These sketches were made by Confederate prisoner Jacob Omenhausser at Point Lookout, Maryland, in 1864. The New-York Historical Society has digitized the artwork, which was preserved in the personal papers of Brigadier General James Barnes, the Union commander in charge of the district that contained Point Lookout.
The Union Army first used the Point Lookout site, originally a summer resort, as a military hospital. The army began constructing a prisoner-of-war camp there in 1863, to house prisoners taken during the Battle of Gettysburg. The camp was quickly filled over capacity, holding 15,500 soldiers by the summer of 1864 and 20,000 by June 1865. Of 50,000 total soldiers imprisoned at Point Lookout during its years as a POW camp, 4,000 died from the camp’s poor conditions.

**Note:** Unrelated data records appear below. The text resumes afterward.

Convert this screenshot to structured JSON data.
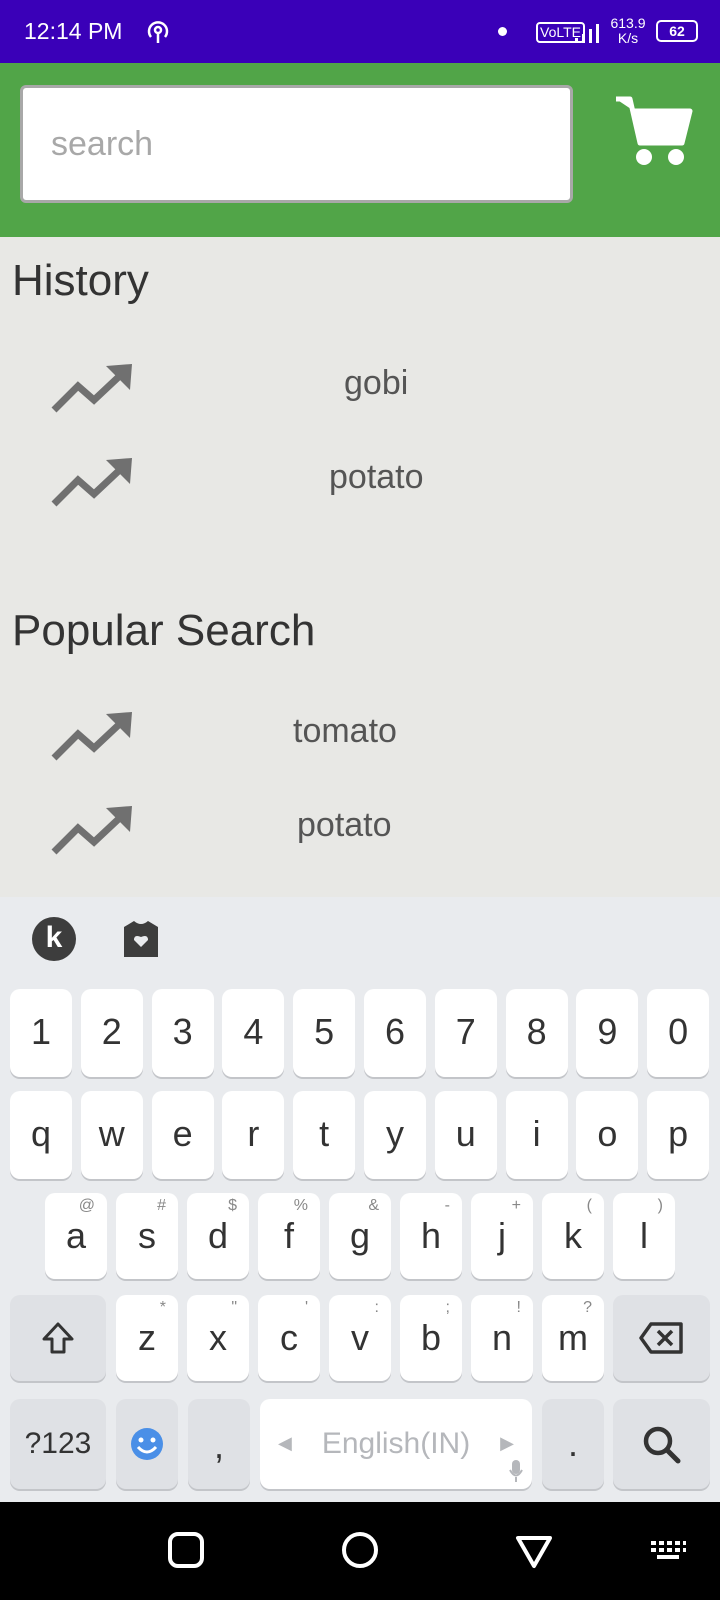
{
  "status_bar": {
    "time": "12:14 PM",
    "network_type": "VoLTE",
    "speed_value": "613.9",
    "speed_unit": "K/s",
    "battery": "62"
  },
  "header": {
    "search_placeholder": "search",
    "cart_icon": "shopping-cart-icon"
  },
  "history": {
    "title": "History",
    "items": [
      {
        "label": "gobi"
      },
      {
        "label": "potato"
      }
    ]
  },
  "popular": {
    "title": "Popular Search",
    "items": [
      {
        "label": "tomato"
      },
      {
        "label": "potato"
      }
    ]
  },
  "keyboard": {
    "toolbar": {
      "k_label": "k"
    },
    "number_row": [
      "1",
      "2",
      "3",
      "4",
      "5",
      "6",
      "7",
      "8",
      "9",
      "0"
    ],
    "row1": [
      "q",
      "w",
      "e",
      "r",
      "t",
      "y",
      "u",
      "i",
      "o",
      "p"
    ],
    "row2": [
      {
        "k": "a",
        "h": "@"
      },
      {
        "k": "s",
        "h": "#"
      },
      {
        "k": "d",
        "h": "$"
      },
      {
        "k": "f",
        "h": "%"
      },
      {
        "k": "g",
        "h": "&"
      },
      {
        "k": "h",
        "h": "-"
      },
      {
        "k": "j",
        "h": "+"
      },
      {
        "k": "k",
        "h": "("
      },
      {
        "k": "l",
        "h": ")"
      }
    ],
    "row3": [
      {
        "k": "z",
        "h": "*"
      },
      {
        "k": "x",
        "h": "\""
      },
      {
        "k": "c",
        "h": "'"
      },
      {
        "k": "v",
        "h": ":"
      },
      {
        "k": "b",
        "h": ";"
      },
      {
        "k": "n",
        "h": "!"
      },
      {
        "k": "m",
        "h": "?"
      }
    ],
    "symbols_label": "?123",
    "comma_label": ",",
    "space_label": "English(IN)",
    "period_label": "."
  },
  "colors": {
    "status_bar": "#3a00b8",
    "header_green": "#51a548",
    "background": "#e8e8e5"
  }
}
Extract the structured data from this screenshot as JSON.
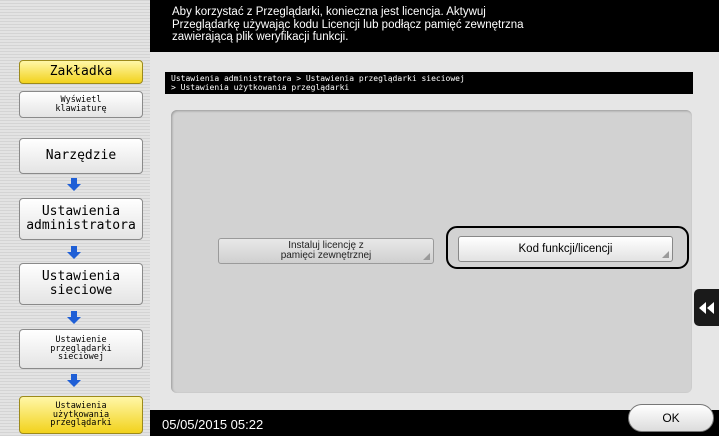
{
  "header": {
    "message": "Aby korzystać z Przeglądarki, konieczna jest licencja. Aktywuj\nPrzeglądarkę używając kodu Licencji lub podłącz pamięć zewnętrzna\nzawierającą plik weryfikacji funkcji."
  },
  "breadcrumb": "Ustawienia administratora > Ustawienia przeglądarki sieciowej\n> Ustawienia użytkowania przeglądarki",
  "sidebar": {
    "bookmark_label": "Zakładka",
    "keyboard_label": "Wyświetl\nklawiaturę",
    "steps": [
      "Narzędzie",
      "Ustawienia\nadministratora",
      "Ustawienia\nsieciowe",
      "Ustawienie\nprzeglądarki\nsieciowej",
      "Ustawienia\nużytkowania\nprzeglądarki"
    ]
  },
  "buttons": {
    "install_label": "Instaluj licencję z\npamięci zewnętrznej",
    "code_label": "Kod funkcji/licencji",
    "ok_label": "OK"
  },
  "status": {
    "datetime": "05/05/2015  05:22"
  },
  "icons": {
    "step_arrow": "arrow-down-icon",
    "side_tab": "double-chevron-left-icon"
  },
  "colors": {
    "accent_yellow": "#f2d21c",
    "arrow_blue": "#1f5fd6"
  }
}
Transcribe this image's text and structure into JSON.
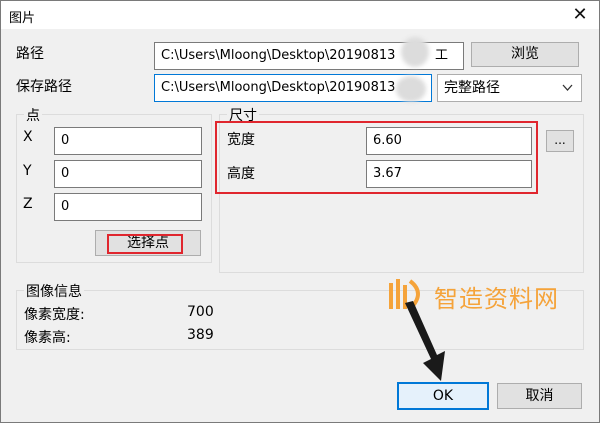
{
  "window": {
    "title": "图片",
    "close_glyph": "✕"
  },
  "path": {
    "label": "路径",
    "value": "C:\\Users\\Mloong\\Desktop\\20190813",
    "value_tail": "工",
    "browse_label": "浏览"
  },
  "save_path": {
    "label": "保存路径",
    "value": "C:\\Users\\Mloong\\Desktop\\20190813",
    "mode_selected": "完整路径"
  },
  "point": {
    "legend": "点",
    "x_label": "X",
    "x_value": "0",
    "y_label": "Y",
    "y_value": "0",
    "z_label": "Z",
    "z_value": "0",
    "select_label": "选择点"
  },
  "size": {
    "legend": "尺寸",
    "width_label": "宽度",
    "width_value": "6.60",
    "height_label": "高度",
    "height_value": "3.67",
    "more_label": "..."
  },
  "image_info": {
    "legend": "图像信息",
    "px_width_label": "像素宽度:",
    "px_width_value": "700",
    "px_height_label": "像素高:",
    "px_height_value": "389"
  },
  "watermark": {
    "text": "智造资料网"
  },
  "buttons": {
    "ok_label": "OK",
    "cancel_label": "取消"
  },
  "colors": {
    "highlight": "#e0262e",
    "watermark": "#f5a33a",
    "ok_focus": "#0078d7"
  }
}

Omenhausser captures the informal systems of barter that prevailed in the prison and depicts scenes of prisoners passing the time with games of chance. Sketches of POWs petitioning camp officials—depicted seated on horseback—seem to emphasize the indignity of a system that required soldiers to beg for favors.

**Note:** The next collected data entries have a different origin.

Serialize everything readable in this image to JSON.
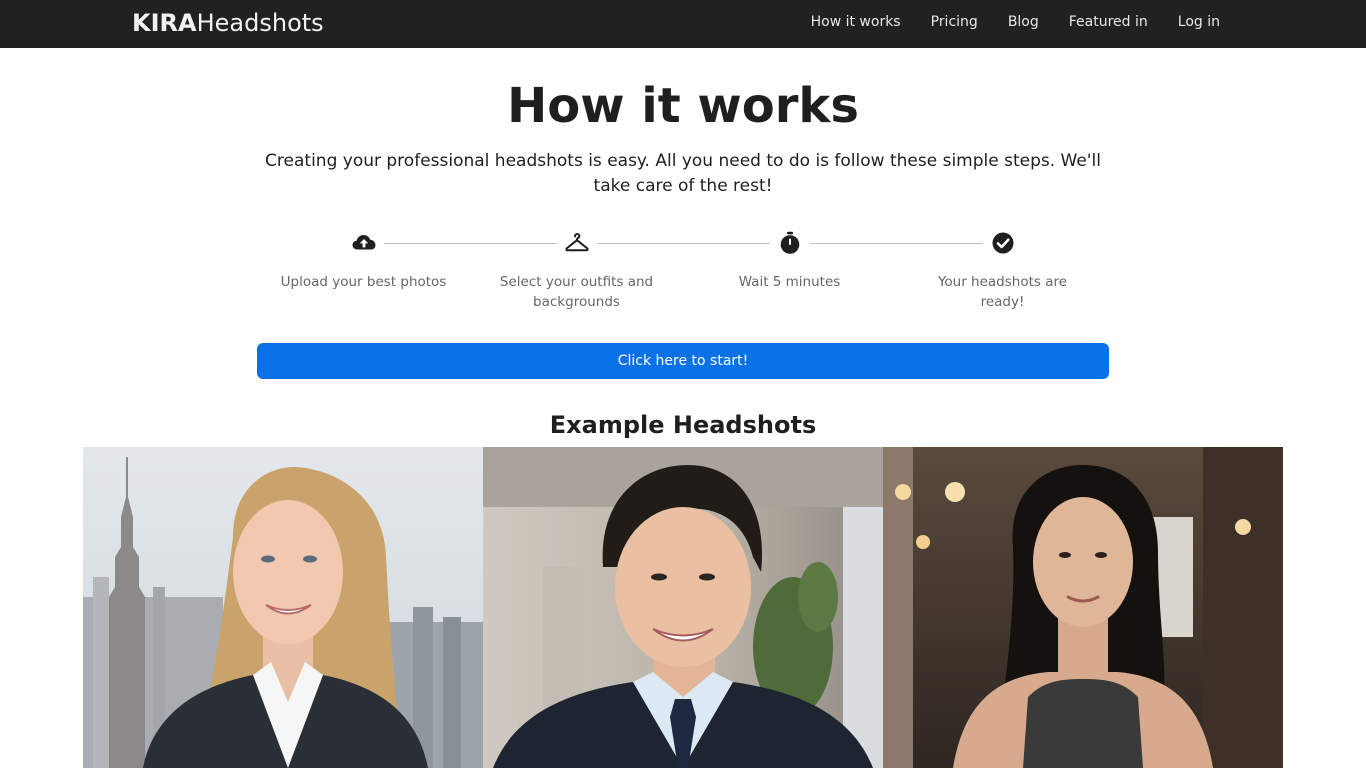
{
  "nav": {
    "brand_bold": "KIRA",
    "brand_rest": "Headshots",
    "links": [
      "How it works",
      "Pricing",
      "Blog",
      "Featured in",
      "Log in"
    ]
  },
  "hero": {
    "title": "How it works",
    "subtitle": "Creating your professional headshots is easy. All you need to do is follow these simple steps. We'll take care of the rest!"
  },
  "steps": [
    {
      "icon": "cloud-upload-icon",
      "label": "Upload your best photos"
    },
    {
      "icon": "hanger-icon",
      "label": "Select your outfits and backgrounds"
    },
    {
      "icon": "stopwatch-icon",
      "label": "Wait 5 minutes"
    },
    {
      "icon": "check-circle-icon",
      "label": "Your headshots are ready!"
    }
  ],
  "cta": {
    "label": "Click here to start!"
  },
  "examples": {
    "title": "Example Headshots"
  },
  "colors": {
    "navbar": "#212121",
    "accent": "#0a72e6"
  }
}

In two of the sketches below, black Union soldiers appear in positions of authority, issuing commands to Confederate prisoners. Omenhausser seems to have viewed the presence of these guards as a particularly irksome fact of life as a prisoner of war.
Correction, Sept. 1, 2015: This post and its headline originally misattributed these drawings to an anonymous prisoner. They were by Jacob Omenhausser.